With the nation’s eyes on ongoing protests for racial justice (not to mention a seemingly endless public health crisis), last week President Trump signed an executive order that would waive key requirements of the National Environmental Policy Act (NEPA).

The landmark 1970 law requires federal agencies to consider the environmental impacts of proposed federal actions and projects, including the construction of major highways, airports, oil and gas drilling, and pipelines. Trump’s new executive order relaxes the law’s requirement that major new infrastructure and energy projects undergo environmental reviews to ensure they will not significantly harm the environment and nearby public. (Industry representatives often blame the environmental impact statements required by the law for the extensive delay of permit approvals.)

“From the beginning of my Administration, I have focused on reforming and streamlining an outdated regulatory system that has held back our economy with needless paperwork and costly delays,” Trump wrote in the executive order. “The need for continued progress in this streamlining effort is all the more acute now, due to the ongoing economic crisis.”

But the president’s desire to suppress the 50-year-old law long predates the coronavirus-fueled recession.

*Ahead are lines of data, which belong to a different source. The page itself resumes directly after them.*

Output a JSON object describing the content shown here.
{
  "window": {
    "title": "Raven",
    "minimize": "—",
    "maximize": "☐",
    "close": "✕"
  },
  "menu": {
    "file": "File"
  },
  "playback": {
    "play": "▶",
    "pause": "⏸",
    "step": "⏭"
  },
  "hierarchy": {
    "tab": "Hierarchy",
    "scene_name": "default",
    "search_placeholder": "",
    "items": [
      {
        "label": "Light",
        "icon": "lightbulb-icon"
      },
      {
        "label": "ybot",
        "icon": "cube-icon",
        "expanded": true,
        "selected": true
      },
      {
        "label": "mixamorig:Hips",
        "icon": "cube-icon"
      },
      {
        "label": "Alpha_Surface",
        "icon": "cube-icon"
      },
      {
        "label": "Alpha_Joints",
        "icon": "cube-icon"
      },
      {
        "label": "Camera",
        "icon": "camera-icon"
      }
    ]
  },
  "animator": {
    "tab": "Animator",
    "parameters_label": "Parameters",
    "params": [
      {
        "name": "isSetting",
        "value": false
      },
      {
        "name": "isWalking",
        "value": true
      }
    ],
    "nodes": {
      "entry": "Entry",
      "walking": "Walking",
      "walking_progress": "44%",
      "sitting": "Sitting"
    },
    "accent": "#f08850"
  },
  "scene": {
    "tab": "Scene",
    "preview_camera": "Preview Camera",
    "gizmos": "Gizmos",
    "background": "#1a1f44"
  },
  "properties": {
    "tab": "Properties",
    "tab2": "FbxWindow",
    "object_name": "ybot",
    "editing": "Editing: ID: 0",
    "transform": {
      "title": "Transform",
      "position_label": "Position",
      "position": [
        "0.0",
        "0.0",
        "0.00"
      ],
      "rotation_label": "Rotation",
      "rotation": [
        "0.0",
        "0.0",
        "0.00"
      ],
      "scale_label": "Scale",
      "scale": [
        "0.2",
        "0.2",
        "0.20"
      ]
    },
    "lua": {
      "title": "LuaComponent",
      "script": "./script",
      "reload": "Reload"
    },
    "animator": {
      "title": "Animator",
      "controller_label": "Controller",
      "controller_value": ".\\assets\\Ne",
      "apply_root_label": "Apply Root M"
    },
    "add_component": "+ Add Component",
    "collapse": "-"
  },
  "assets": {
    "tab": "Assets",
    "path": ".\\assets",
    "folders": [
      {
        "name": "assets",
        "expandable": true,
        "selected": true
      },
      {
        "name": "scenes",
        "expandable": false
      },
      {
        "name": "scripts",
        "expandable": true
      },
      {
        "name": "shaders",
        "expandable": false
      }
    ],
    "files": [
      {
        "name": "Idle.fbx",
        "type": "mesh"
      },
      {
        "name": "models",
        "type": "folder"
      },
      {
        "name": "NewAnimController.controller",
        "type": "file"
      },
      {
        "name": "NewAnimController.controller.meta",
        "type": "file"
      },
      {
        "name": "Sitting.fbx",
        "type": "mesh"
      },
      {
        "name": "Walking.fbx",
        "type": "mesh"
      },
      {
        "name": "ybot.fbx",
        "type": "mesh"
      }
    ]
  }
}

Early this year, the Trump administration announced plans to overhaul key elements of the law, including by limiting requests for community input prior project approval, disregarding project alternatives, and shortening the deadline for environmental impact statements and environmental assessments. Pollution-burdened communities have long leveraged NEPA as a defense mechanism to protect their health and the environment — examples include the fights against the controversial Keystone XL pipeline and the expansion of the 710 freeway in Long Beach, California.

The new order promotes a quicker permit approval process on these kinds of projects by invoking a section of federal law that allows individual government agencies to use their own emergency authorities to bypass environmental requirements. Trump’s order weakens standard environmental review requirements not just in NEPA, but also in the Endangered Species Act and Clean Water Act.

Even before Trump declared the novel coronavirus outbreak a national emergency, the White House Council on Environmental Quality held two public hearings in Denver, Colorado, and Washington, D.C., to gather feedback on Trump’s initial proposal to overhaul NEPA in ways that would speed up projects and de-emphasize environmental reviews. Students, construction workers, university professors, and grassroots activists testified before a panel of expressionless White House officials, testifying that NEPA’s requirements are vital for their safety, health, and the environment.

Anthony Victoria Midence and other environmental advocates in California’s Inland Empire, a region that experiences some of the country’s worst smog, have united environmental and labor groups to fight a controversial airport expansion that the government’s own assessment shows would add one ton of pollution to the region’s air each day. The groups invoked NEPA to mount a legal challenge to the Federal Aviation Administration’s approval of the project’s permits. Trump’s new executive order would have stymied their efforts, according to Victoria Midence, who is the community director for the Center for Community Action and Environmental Justice, a local social justice group.

“It’s clear that the Trump administration is willing to sacrifice working people of color for the benefit of industry,” he told Grist. “This latest move by Trump further demonstrates that he does not care about black and brown lives.”

The new executive order comes on the heels of the Environmental Protection Agency (EPA) finalizing a rule last week that will make it much more difficult for states, tribes, and the public to protest or block pipelines and other projects that could pollute the air and water systems. The decision, which overturns a 50-year-old understanding of the Clean Water Act, would set a strict one-year deadline for states and tribes to approve or deny proposed projects such as pipelines, dams, or fossil fuel plants.

Trump also signed another executive order last month that allows several federal agency heads to weaken regulatory requirements “that may inhibit economic recovery.” The move prompted the EPA to alert the fossil fuel industry that it could suspend enforcement of certain environmental laws, including those that require the gathering of public input on projects and the monitoring of air pollution levels.

“We need to place people over profit,” Victoria Midence told Grist. “As we suffer through this pandemic with the fear that our lungs and heart are already compromised because of diesel pollution, Trump is removing perhaps the last protections we have to raise our voices and demand environmental justice.”